I agree, to a point.  Kershaw has been producing Ken Onion designs for quite some time, and they sell very well.  I have handled almost all of the kershaw/Onion knives, and all are good sellers for good reason.  Good materials, good workmanship, reasonable prices.  And last but not least, Ken Onion designs knives that are very ergonomic.  They feel nice in your hand.  I believe this design is modeled after a custom knife that Onion made personally for Steven Seagal.  That said, I am sure the Seagal name is there for that added punch.


----------



## OULobo (Aug 28, 2003)

I definitly think they are riding the name, but I don't see why. Segal is not on top of the film or martial arts worlds right now and isn't known as much of a knife fighter or knife instructor.
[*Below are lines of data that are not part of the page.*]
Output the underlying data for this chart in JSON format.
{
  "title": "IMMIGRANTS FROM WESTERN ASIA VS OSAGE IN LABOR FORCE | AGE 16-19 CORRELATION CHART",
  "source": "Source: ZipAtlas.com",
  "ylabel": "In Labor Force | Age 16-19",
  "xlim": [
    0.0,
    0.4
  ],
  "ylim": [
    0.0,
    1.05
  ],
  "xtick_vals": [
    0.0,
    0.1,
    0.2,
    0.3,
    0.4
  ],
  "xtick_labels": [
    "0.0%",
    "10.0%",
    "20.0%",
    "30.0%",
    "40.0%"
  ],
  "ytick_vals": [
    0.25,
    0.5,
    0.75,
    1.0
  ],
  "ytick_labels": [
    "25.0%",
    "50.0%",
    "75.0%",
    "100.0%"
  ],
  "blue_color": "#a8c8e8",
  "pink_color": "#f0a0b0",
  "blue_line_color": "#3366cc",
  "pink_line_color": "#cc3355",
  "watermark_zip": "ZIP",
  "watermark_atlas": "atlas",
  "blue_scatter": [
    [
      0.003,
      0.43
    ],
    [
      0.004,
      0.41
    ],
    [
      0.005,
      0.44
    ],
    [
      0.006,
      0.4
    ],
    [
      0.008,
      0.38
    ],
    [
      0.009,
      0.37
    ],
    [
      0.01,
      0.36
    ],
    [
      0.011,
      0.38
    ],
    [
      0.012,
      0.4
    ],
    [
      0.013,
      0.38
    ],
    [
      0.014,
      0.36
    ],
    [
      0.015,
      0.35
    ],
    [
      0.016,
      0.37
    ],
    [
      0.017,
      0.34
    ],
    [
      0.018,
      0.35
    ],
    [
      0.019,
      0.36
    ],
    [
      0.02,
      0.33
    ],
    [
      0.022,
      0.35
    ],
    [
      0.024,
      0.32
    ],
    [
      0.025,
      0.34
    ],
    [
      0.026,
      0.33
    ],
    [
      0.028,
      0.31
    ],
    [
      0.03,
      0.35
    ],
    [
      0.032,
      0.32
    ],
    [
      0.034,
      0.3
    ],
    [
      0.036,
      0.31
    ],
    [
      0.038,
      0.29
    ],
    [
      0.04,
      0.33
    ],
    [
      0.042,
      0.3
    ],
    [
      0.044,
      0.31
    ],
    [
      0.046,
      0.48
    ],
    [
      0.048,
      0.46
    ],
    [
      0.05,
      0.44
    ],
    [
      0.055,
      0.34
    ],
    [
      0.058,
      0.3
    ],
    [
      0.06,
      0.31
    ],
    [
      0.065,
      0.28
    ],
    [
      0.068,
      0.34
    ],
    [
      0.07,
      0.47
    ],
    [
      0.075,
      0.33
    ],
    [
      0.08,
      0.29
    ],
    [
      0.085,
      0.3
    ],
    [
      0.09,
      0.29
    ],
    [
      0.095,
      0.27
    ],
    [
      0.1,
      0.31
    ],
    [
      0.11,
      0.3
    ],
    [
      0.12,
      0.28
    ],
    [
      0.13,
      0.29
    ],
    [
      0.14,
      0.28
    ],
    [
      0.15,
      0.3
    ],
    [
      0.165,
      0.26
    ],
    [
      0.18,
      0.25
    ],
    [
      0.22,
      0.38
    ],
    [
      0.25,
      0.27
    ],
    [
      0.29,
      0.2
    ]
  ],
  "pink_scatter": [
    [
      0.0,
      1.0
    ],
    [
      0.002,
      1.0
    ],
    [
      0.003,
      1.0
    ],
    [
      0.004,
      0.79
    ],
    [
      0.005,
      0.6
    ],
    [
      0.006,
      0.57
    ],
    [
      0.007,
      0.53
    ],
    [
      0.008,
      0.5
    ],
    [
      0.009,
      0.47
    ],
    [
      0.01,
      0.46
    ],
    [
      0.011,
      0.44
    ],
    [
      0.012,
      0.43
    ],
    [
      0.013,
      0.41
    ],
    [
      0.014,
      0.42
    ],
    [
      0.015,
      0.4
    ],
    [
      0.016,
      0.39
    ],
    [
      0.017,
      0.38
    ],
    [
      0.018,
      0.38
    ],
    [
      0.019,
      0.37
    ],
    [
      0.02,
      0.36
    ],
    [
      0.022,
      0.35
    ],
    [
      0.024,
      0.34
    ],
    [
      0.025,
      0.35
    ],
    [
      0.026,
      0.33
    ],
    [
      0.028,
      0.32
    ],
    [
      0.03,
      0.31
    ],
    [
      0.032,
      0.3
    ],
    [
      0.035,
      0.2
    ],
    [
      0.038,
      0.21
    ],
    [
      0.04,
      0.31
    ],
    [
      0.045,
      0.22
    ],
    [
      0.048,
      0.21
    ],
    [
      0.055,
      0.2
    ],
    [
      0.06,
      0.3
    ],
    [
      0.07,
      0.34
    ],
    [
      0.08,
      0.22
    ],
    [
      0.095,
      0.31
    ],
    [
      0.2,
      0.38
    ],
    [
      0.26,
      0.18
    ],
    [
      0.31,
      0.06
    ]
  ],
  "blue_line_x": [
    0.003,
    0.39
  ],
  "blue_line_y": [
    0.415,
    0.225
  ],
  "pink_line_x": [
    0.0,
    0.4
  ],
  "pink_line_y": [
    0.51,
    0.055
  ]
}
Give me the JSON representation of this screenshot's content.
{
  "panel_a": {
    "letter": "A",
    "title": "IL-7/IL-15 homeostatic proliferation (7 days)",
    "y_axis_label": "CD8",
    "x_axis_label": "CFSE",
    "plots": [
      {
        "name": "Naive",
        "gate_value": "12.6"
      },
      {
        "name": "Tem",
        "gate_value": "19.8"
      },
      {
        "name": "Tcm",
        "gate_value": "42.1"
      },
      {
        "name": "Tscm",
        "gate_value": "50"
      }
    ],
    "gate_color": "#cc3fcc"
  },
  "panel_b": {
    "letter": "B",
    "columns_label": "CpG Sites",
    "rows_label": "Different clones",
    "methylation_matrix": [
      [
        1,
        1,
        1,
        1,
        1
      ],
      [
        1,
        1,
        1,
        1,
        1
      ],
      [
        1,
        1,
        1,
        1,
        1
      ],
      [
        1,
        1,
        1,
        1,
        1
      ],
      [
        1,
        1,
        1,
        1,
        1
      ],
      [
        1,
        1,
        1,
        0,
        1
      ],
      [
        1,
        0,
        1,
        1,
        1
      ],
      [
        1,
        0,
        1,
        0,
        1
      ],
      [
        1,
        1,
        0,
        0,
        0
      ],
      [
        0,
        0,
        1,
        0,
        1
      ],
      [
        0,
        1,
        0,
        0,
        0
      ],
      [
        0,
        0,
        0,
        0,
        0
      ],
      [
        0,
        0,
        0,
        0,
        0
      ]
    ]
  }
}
I don't really see the draw, especially in a tactical mag. I like Kershaw stuff for affordability and utility (and I like the leverage assist wigit they put on some models), but they don't rank high on my tactical scale. I handled some Onion stuff and I liked them. I think it would've been easier to push it to tactical guys by using just his name, but I guess adding an film star's name to list can always help draw in the weird stuff collectors.


----------



## Phil Elmore (Aug 28, 2003)

The whole point in releasing a signature knife of that type is to gain sales through the association with the name.  They'd admit that, I am sure, if anyone asked them.  Seagal has plenty of fans despite falling from favor with the decline of his movies -- I imagine they figured his name would indeed help sell knives.  I don't see a problem with that.


----------



## TallAdam85 (Aug 31, 2003)

it looks cool just wonder if it is like steven's movie life Good and works alot at first that does not work much and bad after a while with the knife.

I like OLD School Segal What happen to the 210 person was  he eatten by the segal now lol?


----------



## arnisador (Sep 2, 2003)

From Roger Ebert's review of Half Past Dead:



> Seagal's great contribution to the movie is to look very serious, even menacing, in closeups carefully framed to hide his double chin. I do not object to the fact that he's put on weight. Look who's talking. I object to the fact that he thinks he can conceal it from us with knee-length coats and tricky camera angles. I would rather see a movie about a pudgy karate fighter than a movie about a guy you never get a good look at.


----------



## Kroy (Sep 25, 2003)

Regardless, it's still a good looking knife.


----------